The textbook, written by Dr. Evangeline Parsons Yazzie, professor of Navajo at Northern Arizona University, and Dr. Margaret Speas, professor of linguistics at the University of Massachusetts was adopted as a state approved textbook in July.
School districts may now conduct their own reviews and selections of new texts that will be in the classroom beginning in the 2009-2010 school year.
Both the Gallup and the Farmington school districts have begun to use the new textbook this school year.
“I thank Dr. Parsons Yazzie and Dr. Speas for your commitment to this project and for your dedication to helping preserve the Navajo language,” Richardson said.
“One of my first acts as governor was to sign the state’s Indian Education Act, which among other things, calls for culturally relevant instructional materials and preserving native languages. Your textbook is a commitment to our Native American students and the Navajo Nation that your language will continue.”
Los Alamos Public Schools does not currently have Navajo students.
“We have a total of 17 Native Americans identified in the district and of those, five listed specific Pueblos and none listed Navajo,” said LAPS Curriculum Coordinator Dawn Albert. “So I doubt we’ll be getting any of these textbooks.”

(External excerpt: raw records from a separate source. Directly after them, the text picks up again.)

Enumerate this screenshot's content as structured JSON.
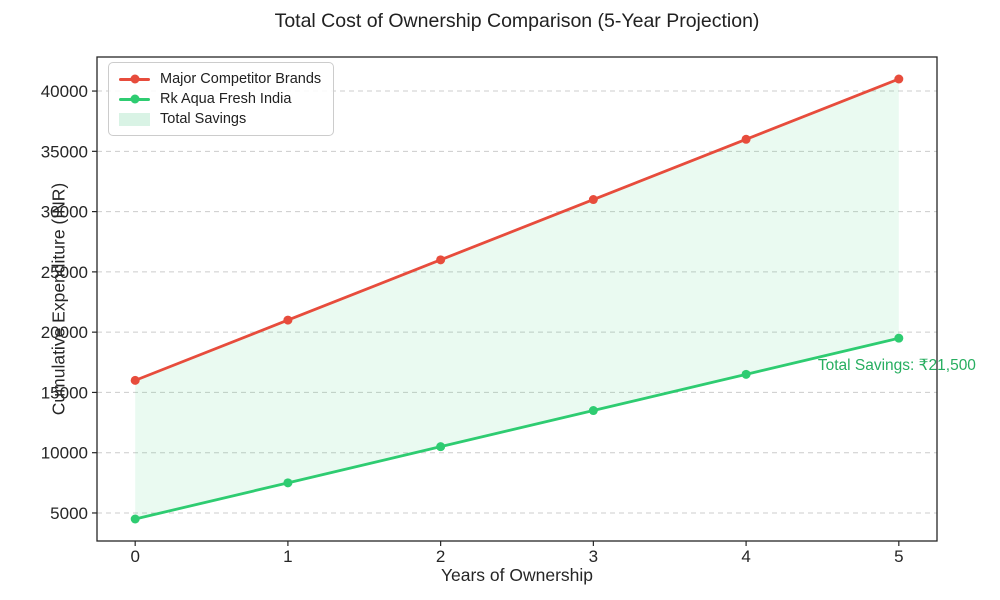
{
  "chart_data": {
    "type": "line",
    "title": "Total Cost of Ownership Comparison (5-Year Projection)",
    "xlabel": "Years of Ownership",
    "ylabel": "Cumulative Expenditure (INR)",
    "x": [
      0,
      1,
      2,
      3,
      4,
      5
    ],
    "series": [
      {
        "name": "Major Competitor Brands",
        "color": "#e74c3c",
        "values": [
          16000,
          21000,
          26000,
          31000,
          36000,
          41000
        ]
      },
      {
        "name": "Rk Aqua Fresh India",
        "color": "#2ecc71",
        "values": [
          4500,
          7500,
          10500,
          13500,
          16500,
          19500
        ]
      }
    ],
    "fill_between": {
      "label": "Total Savings",
      "upper_series": "Major Competitor Brands",
      "lower_series": "Rk Aqua Fresh India",
      "color": "#2ecc71",
      "opacity": 0.1
    },
    "legend": [
      {
        "label": "Major Competitor Brands",
        "type": "line",
        "color": "#e74c3c"
      },
      {
        "label": "Rk Aqua Fresh India",
        "type": "line",
        "color": "#2ecc71"
      },
      {
        "label": "Total Savings",
        "type": "patch",
        "color": "#d9f3e5"
      }
    ],
    "legend_position": "upper left",
    "annotation": {
      "text": "Total Savings: ₹21,500",
      "color": "#27ae60",
      "x": 4.47,
      "y": 17200
    },
    "xticks": [
      0,
      1,
      2,
      3,
      4,
      5
    ],
    "yticks": [
      5000,
      10000,
      15000,
      20000,
      25000,
      30000,
      35000,
      40000
    ],
    "xlim": [
      -0.25,
      5.25
    ],
    "ylim": [
      2675,
      42825
    ],
    "grid": {
      "axis": "y",
      "style": "dashed",
      "color": "#cccccc"
    },
    "spine_color": "#262626",
    "line_width": 2.8,
    "marker_radius": 4.5
  }
}
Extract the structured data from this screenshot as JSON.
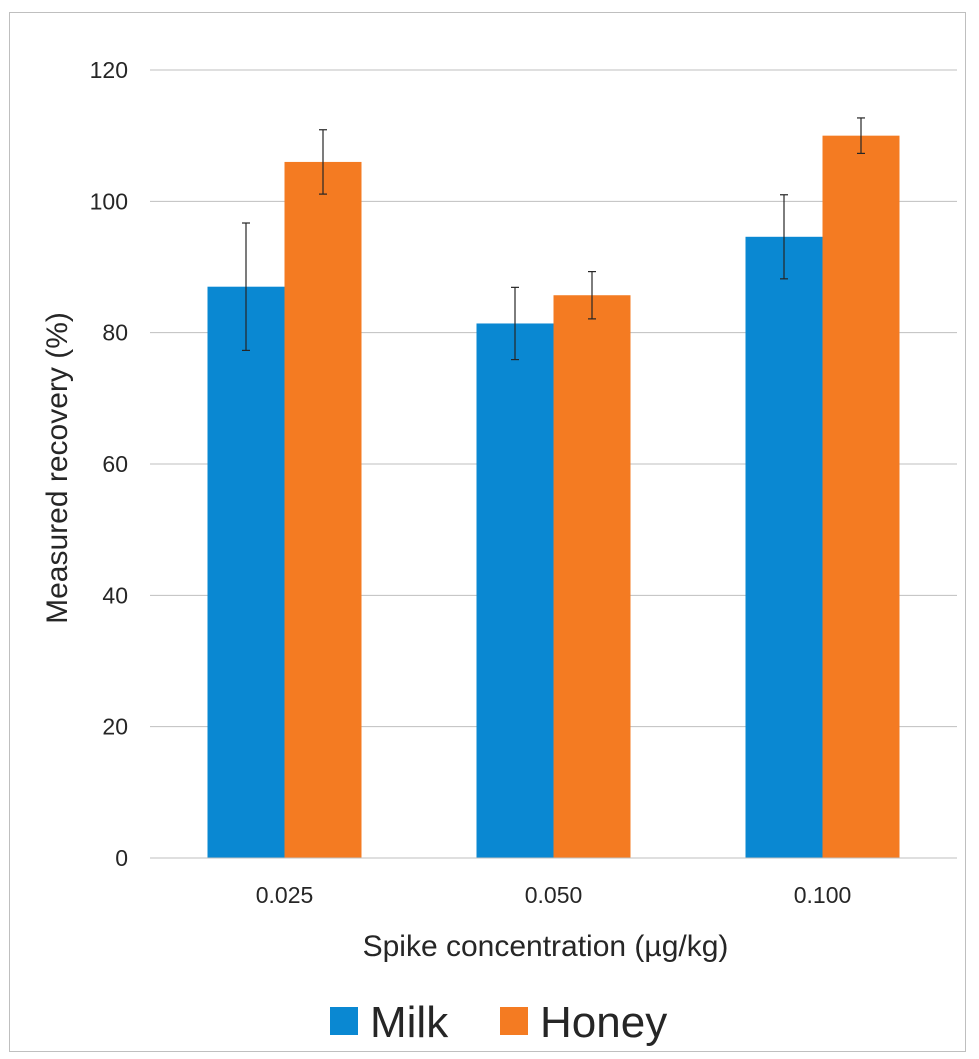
{
  "chart_data": {
    "type": "bar",
    "title": "",
    "xlabel": "Spike concentration (µg/kg)",
    "ylabel": "Measured recovery (%)",
    "categories": [
      "0.025",
      "0.050",
      "0.100"
    ],
    "ylim": [
      0,
      120
    ],
    "yticks": [
      0,
      20,
      40,
      60,
      80,
      100,
      120
    ],
    "grid": true,
    "legend_position": "bottom",
    "series": [
      {
        "name": "Milk",
        "color": "#0a88d2",
        "values": [
          87,
          81.4,
          94.6
        ],
        "errors": [
          9.7,
          5.5,
          6.4
        ]
      },
      {
        "name": "Honey",
        "color": "#f47b22",
        "values": [
          106,
          85.7,
          110
        ],
        "errors": [
          4.9,
          3.6,
          2.7
        ]
      }
    ]
  }
}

Secretary of Education Veronica García, Secretary of Indian Affairs Alvin Warren, Navajo leaders and state legislators joined Richardson at the events.
“With this textbook, Navajo students will have the opportunity to understand the history of their family and culture while improving their academic achievement,” Garcia said.
“Reading scores for Native American students have increased 6 percent over the last four years. We have also increased the number of Native American teachers and administrators by 15 percent in the last four years. Language is the key to education goals, and Dr. Parsons Yazzie and Professor Speas have provided a resource for students to better understand language and cultural foundations.”
New Mexico has made great strides towards improving the quality of education for Indian students in the state and providing competitive access to economic opportunity, and prosperity, Warren said.
“Dr. Parsons Yazzie and Professor Speaks have made a huge contribution to the preservation of the Navajo language, a gift to future generations,” he said.
There are eight Native American languages taught in New Mexico public schools with over 5,000 in Navajo language classes.
The textbook will provide resources to teachers of Navajo language and also supports the 2007 Amended Indian Education Act, which calls for ensuring culturally relevant instructional materials.